The word API is often used in place of service – E.g. Facebook
graph API. Some of these online APIs, are essentially services. As these APIs do
not solve a business problem themselves and only expose the underlying data
over the web; the word APIs suits them better.
Most products have to begin their journey with a strong
service / API layer. Depending on your domain, clientele and ecosystem, you
would have to build a service / API strategy and develop the offering around it
or even share the services so that engineers can program to it. The dominant
design patterns of today discourage engineers from building APIs and allow the
ecosystem to “download” it. Services built on top of APIs or hosted APIs that expose
the underlying data / logic leverages the advantages of distributed computing
and scales better.
Services and APIs are written on top of a platform. They are
hosted as per the platform specifications and the clients who invoke them care
less about the platform that was used to setup the services.
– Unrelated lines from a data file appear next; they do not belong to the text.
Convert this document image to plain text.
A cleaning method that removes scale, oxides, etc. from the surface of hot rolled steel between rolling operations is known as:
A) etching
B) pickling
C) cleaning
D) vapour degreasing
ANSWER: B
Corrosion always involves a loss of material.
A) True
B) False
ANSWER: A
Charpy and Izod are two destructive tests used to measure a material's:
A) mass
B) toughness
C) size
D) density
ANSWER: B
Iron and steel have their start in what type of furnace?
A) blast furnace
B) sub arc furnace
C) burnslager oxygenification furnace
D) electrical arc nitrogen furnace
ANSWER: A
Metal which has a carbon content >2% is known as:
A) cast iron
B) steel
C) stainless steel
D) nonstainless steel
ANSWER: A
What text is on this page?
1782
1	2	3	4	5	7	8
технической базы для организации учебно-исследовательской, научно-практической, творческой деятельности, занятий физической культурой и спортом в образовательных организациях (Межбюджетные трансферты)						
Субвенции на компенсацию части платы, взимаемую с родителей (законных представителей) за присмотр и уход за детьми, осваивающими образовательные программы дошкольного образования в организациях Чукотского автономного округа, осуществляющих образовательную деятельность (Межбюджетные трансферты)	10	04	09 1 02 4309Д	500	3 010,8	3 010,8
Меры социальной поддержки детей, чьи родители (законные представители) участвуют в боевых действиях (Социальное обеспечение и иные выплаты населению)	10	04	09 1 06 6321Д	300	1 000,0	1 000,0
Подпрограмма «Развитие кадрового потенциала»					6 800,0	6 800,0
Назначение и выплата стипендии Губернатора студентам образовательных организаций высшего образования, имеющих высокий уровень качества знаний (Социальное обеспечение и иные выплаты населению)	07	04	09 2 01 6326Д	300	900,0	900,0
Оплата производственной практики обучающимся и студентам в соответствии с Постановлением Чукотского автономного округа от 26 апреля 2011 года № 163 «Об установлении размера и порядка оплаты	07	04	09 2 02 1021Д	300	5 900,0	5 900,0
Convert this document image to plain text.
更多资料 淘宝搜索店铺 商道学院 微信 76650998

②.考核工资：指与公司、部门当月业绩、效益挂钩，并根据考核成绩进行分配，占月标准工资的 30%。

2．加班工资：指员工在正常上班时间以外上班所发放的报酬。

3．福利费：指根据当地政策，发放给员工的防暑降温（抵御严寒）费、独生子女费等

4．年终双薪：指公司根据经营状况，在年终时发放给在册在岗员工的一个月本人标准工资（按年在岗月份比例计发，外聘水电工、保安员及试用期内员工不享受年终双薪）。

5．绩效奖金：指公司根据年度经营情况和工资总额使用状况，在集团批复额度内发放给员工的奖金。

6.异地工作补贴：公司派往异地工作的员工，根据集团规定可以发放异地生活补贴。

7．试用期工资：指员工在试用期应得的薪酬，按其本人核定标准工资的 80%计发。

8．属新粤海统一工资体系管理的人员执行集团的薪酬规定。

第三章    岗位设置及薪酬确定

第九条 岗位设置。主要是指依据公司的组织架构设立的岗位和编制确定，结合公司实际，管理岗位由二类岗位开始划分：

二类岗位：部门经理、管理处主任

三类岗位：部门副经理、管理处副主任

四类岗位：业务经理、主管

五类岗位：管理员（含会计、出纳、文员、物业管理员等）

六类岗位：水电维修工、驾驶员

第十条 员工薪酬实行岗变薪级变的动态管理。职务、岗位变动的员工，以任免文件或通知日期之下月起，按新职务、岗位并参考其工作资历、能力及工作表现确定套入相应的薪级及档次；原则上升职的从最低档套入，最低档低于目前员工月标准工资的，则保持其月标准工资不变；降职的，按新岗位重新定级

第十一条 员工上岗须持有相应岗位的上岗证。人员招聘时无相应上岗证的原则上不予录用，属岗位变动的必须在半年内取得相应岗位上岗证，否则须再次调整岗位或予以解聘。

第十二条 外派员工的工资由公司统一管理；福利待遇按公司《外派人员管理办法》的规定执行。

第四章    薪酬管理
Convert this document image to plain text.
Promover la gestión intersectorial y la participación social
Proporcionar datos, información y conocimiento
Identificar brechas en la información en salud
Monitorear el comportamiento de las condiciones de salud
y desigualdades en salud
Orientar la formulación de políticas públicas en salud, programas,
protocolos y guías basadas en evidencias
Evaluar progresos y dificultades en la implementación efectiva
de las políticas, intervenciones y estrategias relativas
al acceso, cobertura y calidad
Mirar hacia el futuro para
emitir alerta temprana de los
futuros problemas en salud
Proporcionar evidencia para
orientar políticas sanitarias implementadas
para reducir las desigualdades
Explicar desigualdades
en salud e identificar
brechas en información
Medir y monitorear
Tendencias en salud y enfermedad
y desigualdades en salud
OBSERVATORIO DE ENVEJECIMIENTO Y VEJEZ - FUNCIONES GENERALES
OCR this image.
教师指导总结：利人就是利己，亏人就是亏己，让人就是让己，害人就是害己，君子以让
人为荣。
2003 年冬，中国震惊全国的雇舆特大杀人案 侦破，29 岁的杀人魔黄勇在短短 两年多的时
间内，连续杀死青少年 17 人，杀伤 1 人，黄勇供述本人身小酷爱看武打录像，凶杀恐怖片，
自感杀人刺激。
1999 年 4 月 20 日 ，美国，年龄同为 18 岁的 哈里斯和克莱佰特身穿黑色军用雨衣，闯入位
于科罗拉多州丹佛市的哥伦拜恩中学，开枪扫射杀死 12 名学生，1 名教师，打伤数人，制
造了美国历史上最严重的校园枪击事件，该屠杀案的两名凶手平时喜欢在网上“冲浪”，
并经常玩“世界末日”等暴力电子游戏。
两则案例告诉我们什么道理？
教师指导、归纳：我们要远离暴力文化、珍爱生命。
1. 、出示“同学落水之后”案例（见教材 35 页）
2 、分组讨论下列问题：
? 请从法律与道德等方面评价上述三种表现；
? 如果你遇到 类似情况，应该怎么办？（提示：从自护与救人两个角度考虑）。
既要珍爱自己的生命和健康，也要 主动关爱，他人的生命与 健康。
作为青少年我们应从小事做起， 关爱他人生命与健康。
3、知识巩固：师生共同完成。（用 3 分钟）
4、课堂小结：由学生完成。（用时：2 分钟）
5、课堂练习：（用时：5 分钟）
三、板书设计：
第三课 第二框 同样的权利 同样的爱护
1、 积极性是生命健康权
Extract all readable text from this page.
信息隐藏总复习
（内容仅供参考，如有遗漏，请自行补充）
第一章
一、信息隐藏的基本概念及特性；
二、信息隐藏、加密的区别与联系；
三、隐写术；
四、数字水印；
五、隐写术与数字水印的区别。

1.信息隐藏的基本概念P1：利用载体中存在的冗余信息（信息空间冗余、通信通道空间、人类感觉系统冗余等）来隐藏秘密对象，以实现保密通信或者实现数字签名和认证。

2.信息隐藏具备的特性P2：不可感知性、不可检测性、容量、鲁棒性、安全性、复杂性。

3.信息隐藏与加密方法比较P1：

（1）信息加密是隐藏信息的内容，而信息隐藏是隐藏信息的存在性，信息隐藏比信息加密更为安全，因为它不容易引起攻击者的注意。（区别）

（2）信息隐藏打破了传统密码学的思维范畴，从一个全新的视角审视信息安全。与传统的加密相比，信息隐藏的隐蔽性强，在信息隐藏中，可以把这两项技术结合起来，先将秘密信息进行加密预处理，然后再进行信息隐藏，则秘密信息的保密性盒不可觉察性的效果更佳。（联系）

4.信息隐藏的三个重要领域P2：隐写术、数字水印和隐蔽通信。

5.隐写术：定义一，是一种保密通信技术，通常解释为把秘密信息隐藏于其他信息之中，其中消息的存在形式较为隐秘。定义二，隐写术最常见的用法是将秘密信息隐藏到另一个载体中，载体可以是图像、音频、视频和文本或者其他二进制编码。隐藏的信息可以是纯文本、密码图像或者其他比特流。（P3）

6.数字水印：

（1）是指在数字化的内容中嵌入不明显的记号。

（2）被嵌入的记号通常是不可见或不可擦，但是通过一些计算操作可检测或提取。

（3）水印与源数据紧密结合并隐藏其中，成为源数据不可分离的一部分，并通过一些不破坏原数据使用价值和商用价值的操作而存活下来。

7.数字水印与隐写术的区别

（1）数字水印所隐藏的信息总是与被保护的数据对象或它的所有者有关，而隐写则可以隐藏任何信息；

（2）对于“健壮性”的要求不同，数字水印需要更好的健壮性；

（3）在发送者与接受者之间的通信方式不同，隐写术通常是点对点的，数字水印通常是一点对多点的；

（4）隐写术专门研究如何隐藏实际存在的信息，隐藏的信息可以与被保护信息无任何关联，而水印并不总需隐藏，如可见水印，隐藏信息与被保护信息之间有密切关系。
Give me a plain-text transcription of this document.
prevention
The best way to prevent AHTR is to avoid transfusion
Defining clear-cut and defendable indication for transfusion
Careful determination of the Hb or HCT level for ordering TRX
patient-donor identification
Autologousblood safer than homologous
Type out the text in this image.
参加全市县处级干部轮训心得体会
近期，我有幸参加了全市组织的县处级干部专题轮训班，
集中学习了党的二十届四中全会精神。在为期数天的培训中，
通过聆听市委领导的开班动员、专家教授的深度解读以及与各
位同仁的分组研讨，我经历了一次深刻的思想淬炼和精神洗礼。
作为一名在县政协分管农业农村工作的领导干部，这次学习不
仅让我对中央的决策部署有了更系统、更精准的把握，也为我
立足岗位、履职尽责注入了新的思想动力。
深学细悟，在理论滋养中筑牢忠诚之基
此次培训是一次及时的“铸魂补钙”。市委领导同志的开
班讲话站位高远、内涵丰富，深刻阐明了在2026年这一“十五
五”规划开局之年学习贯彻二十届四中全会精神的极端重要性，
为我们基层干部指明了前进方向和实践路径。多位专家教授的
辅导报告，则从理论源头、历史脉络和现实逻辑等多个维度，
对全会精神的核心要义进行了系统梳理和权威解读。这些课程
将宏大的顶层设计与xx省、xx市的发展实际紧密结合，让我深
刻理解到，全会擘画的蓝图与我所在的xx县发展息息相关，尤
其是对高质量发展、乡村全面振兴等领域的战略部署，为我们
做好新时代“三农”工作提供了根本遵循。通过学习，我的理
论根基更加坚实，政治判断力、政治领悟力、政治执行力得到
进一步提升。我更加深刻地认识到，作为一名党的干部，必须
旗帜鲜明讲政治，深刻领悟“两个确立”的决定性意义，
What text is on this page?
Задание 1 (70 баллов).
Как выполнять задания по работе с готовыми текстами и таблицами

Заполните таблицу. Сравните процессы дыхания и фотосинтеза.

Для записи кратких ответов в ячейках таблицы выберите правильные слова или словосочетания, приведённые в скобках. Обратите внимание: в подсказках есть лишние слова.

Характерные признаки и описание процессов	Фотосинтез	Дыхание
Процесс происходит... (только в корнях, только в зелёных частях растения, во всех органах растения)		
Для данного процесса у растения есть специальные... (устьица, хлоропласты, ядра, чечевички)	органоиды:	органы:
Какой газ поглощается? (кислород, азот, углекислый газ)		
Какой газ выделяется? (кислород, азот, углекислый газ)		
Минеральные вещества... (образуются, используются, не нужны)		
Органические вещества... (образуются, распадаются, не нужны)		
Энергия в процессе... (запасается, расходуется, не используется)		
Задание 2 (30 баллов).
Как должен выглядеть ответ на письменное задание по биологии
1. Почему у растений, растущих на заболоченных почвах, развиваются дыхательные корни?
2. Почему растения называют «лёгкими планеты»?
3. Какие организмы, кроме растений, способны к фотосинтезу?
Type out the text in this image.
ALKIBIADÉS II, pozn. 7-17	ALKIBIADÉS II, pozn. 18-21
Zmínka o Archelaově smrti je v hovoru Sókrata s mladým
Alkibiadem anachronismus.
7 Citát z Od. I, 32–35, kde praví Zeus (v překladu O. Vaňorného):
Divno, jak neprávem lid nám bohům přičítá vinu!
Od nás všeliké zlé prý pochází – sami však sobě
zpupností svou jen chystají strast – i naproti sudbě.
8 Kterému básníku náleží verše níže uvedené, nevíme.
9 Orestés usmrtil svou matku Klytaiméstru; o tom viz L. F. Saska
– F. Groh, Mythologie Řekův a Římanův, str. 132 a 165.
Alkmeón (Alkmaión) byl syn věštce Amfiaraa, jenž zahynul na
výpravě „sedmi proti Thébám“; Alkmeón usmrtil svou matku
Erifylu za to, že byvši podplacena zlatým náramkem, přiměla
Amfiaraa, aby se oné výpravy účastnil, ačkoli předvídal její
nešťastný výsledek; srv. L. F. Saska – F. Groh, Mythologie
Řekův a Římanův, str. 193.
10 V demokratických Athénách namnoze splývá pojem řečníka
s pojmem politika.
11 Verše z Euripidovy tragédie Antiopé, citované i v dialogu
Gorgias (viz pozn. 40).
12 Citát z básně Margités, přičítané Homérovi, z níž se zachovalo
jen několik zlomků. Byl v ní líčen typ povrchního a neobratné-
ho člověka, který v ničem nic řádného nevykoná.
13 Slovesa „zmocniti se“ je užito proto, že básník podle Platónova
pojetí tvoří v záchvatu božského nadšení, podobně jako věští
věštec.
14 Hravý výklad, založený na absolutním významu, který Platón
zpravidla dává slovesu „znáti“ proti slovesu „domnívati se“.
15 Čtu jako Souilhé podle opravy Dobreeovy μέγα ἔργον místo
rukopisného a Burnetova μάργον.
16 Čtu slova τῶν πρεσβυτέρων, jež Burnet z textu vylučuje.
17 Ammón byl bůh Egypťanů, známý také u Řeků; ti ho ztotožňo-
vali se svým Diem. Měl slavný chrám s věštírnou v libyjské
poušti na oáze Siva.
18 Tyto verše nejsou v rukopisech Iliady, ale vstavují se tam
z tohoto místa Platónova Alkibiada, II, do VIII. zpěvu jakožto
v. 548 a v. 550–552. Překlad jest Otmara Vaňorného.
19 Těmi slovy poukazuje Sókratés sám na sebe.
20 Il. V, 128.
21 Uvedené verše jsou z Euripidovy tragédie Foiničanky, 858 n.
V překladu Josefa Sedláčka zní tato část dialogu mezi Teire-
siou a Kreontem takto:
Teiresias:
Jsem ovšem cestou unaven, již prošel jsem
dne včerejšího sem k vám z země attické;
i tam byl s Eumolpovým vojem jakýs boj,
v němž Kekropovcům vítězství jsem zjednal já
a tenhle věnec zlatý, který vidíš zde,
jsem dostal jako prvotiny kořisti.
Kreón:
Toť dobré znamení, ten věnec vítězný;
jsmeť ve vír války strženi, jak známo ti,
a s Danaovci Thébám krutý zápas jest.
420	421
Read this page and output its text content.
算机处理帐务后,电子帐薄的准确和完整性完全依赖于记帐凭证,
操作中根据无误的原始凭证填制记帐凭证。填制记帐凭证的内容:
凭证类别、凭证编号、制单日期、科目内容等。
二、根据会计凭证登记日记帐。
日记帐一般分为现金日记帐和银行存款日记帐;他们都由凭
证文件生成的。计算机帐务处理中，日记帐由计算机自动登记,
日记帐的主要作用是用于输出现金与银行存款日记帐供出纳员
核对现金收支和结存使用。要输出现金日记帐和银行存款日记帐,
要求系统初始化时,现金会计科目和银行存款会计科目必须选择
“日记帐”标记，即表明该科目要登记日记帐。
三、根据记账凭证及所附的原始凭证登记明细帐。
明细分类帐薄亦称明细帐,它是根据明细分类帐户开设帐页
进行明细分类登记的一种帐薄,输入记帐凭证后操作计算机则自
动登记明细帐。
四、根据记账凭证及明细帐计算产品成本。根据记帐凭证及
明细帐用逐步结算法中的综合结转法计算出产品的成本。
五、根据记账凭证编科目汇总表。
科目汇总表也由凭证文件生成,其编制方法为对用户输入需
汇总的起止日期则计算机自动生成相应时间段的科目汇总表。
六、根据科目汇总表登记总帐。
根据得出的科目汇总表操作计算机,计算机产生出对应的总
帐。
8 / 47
Offering or the product – The offering or the product is
what a company creates for their customers. The Interface, packaging,
distribution, support, reliability etc. form an integral part of this offering.
A Saas offering is best developed by creating services and then building the
offering around it, as though the offering was the first customer for the
services.
The key difference between platform and service is the kind
of problem it solves. A platform does not solve a business problem. It only
provides a path for engineers to build services / offering. A service is the solution that engineers have to build if they wish to setup an
offering or offer a service to their customers.
Very often I hear engineers intending to say "services", but instead, they say "platform". I believe that the intent of these 2 engineering terms is to define something very different and a broad agreement on what does it take to call something a service or a platform is important. At least 1 engineer going forward will be more careful when using these terms.